Tradition and procedure prescribe that each Parliament must elect a Speaker of the House of Commons at the beginning of its term.
Since Trudeau was re-elected to a minority government this year, MPs will get a chance to elect a Speaker when they return to Ottawa this fall.
Readers will remember that despite being a Liberal Party member, Rota has been a thorn in the side of Prime Minister Justin Trudeau’s autocratic fantasies.
In June, then-Speaker Rota announced the Liberal government was suing him in court after the House demanded the unsealing of documents related to the firing of two federal scientists who collaborated with China on highly contagious virus research.
Things got so heated between Rota and the federal government that he was forced to drag Public Health Agency of Canada President Iain Stewart before the House of Commons to explain why he refused to hand over the classified documents to Parliament.

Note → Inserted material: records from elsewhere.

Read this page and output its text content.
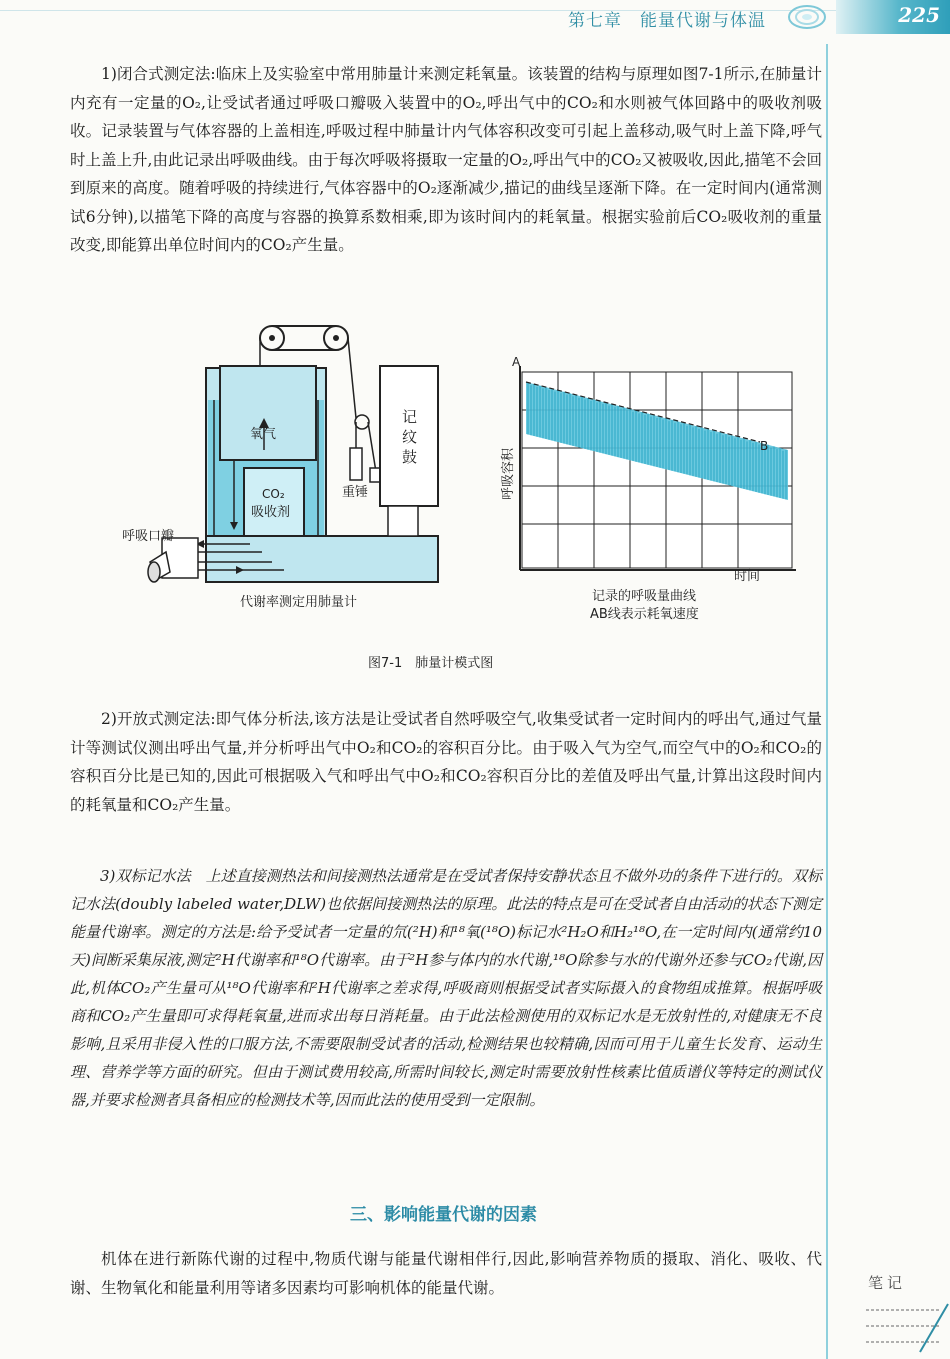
第七章　能量代谢与体温	225

1)闭合式测定法:临床上及实验室中常用肺量计来测定耗氧量。该装置的结构与原理如图7-1所示,在肺量计内充有一定量的O₂,让受试者通过呼吸口瓣吸入装置中的O₂,呼出气中的CO₂和水则被气体回路中的吸收剂吸收。记录装置与气体容器的上盖相连,呼吸过程中肺量计内气体容积改变可引起上盖移动,吸气时上盖下降,呼气时上盖上升,由此记录出呼吸曲线。由于每次呼吸将摄取一定量的O₂,呼出气中的CO₂又被吸收,因此,描笔不会回到原来的高度。随着呼吸的持续进行,气体容器中的O₂逐渐减少,描记的曲线呈逐渐下降。在一定时间内(通常测试6分钟),以描笔下降的高度与容器的换算系数相乘,即为该时间内的耗氧量。根据实验前后CO₂吸收剂的重量改变,即能算出单位时间内的CO₂产生量。

氧气
CO₂
吸收剂
记
纹
鼓
重锤
呼吸口瓣
代谢率测定用肺量计
A
B
呼吸容积
时间
记录的呼吸量曲线
AB线表示耗氧速度
图7-1　肺量计模式图

2)开放式测定法:即气体分析法,该方法是让受试者自然呼吸空气,收集受试者一定时间内的呼出气,通过气量计等测试仪测出呼出气量,并分析呼出气中O₂和CO₂的容积百分比。由于吸入气为空气,而空气中的O₂和CO₂的容积百分比是已知的,因此可根据吸入气和呼出气中O₂和CO₂容积百分比的差值及呼出气量,计算出这段时间内的耗氧量和CO₂产生量。

3)双标记水法　上述直接测热法和间接测热法通常是在受试者保持安静状态且不做外功的条件下进行的。双标记水法(doubly labeled water,DLW)也依据间接测热法的原理。此法的特点是可在受试者自由活动的状态下测定能量代谢率。测定的方法是:给予受试者一定量的氘(²H)和¹⁸氧(¹⁸O)标记水²H₂O和H₂¹⁸O,在一定时间内(通常约10天)间断采集尿液,测定²H代谢率和¹⁸O代谢率。由于²H参与体内的水代谢,¹⁸O除参与水的代谢外还参与CO₂代谢,因此,机体CO₂产生量可从¹⁸O代谢率和²H代谢率之差求得,呼吸商则根据受试者实际摄入的食物组成推算。根据呼吸商和CO₂产生量即可求得耗氧量,进而求出每日消耗量。由于此法检测使用的双标记水是无放射性的,对健康无不良影响,且采用非侵入性的口服方法,不需要限制受试者的活动,检测结果也较精确,因而可用于儿童生长发育、运动生理、营养学等方面的研究。但由于测试费用较高,所需时间较长,测定时需要放射性核素比值质谱仪等特定的测试仪器,并要求检测者具备相应的检测技术等,因而此法的使用受到一定限制。

三、影响能量代谢的因素

机体在进行新陈代谢的过程中,物质代谢与能量代谢相伴行,因此,影响营养物质的摄取、消化、吸收、代谢、生物氧化和能量利用等诸多因素均可影响机体的能量代谢。	笔记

When Stewart failed to produce the documents claiming that he was prohibited under the Canada Evidence Act, Rota announced that he would challenge the courts on the matter.
According to Rota, the “legal system does not have jurisdiction over the operations of the House.”
“We are our own jurisdiction. That is something that we will fight tooth and nail to protect,” he stated in June.
Moments before the election was called (and Parliament’s order was dissolved), the Liberals dropped their plan to use the courts to protect whatever information they were hiding about what went on at the National Microbiology Lab in Winnipeg.
If re-elected, Rota’s speakership could indicate a division within the Liberal Party’s rank and file.
After barely holding onto a slim minority government, Trudeau will inevitably face challenges to his leadership from within his own party. If Rota’s past principled stance on transparency was genuine, being elected Speaker could indicate the beginning of the end for the Prime Minister.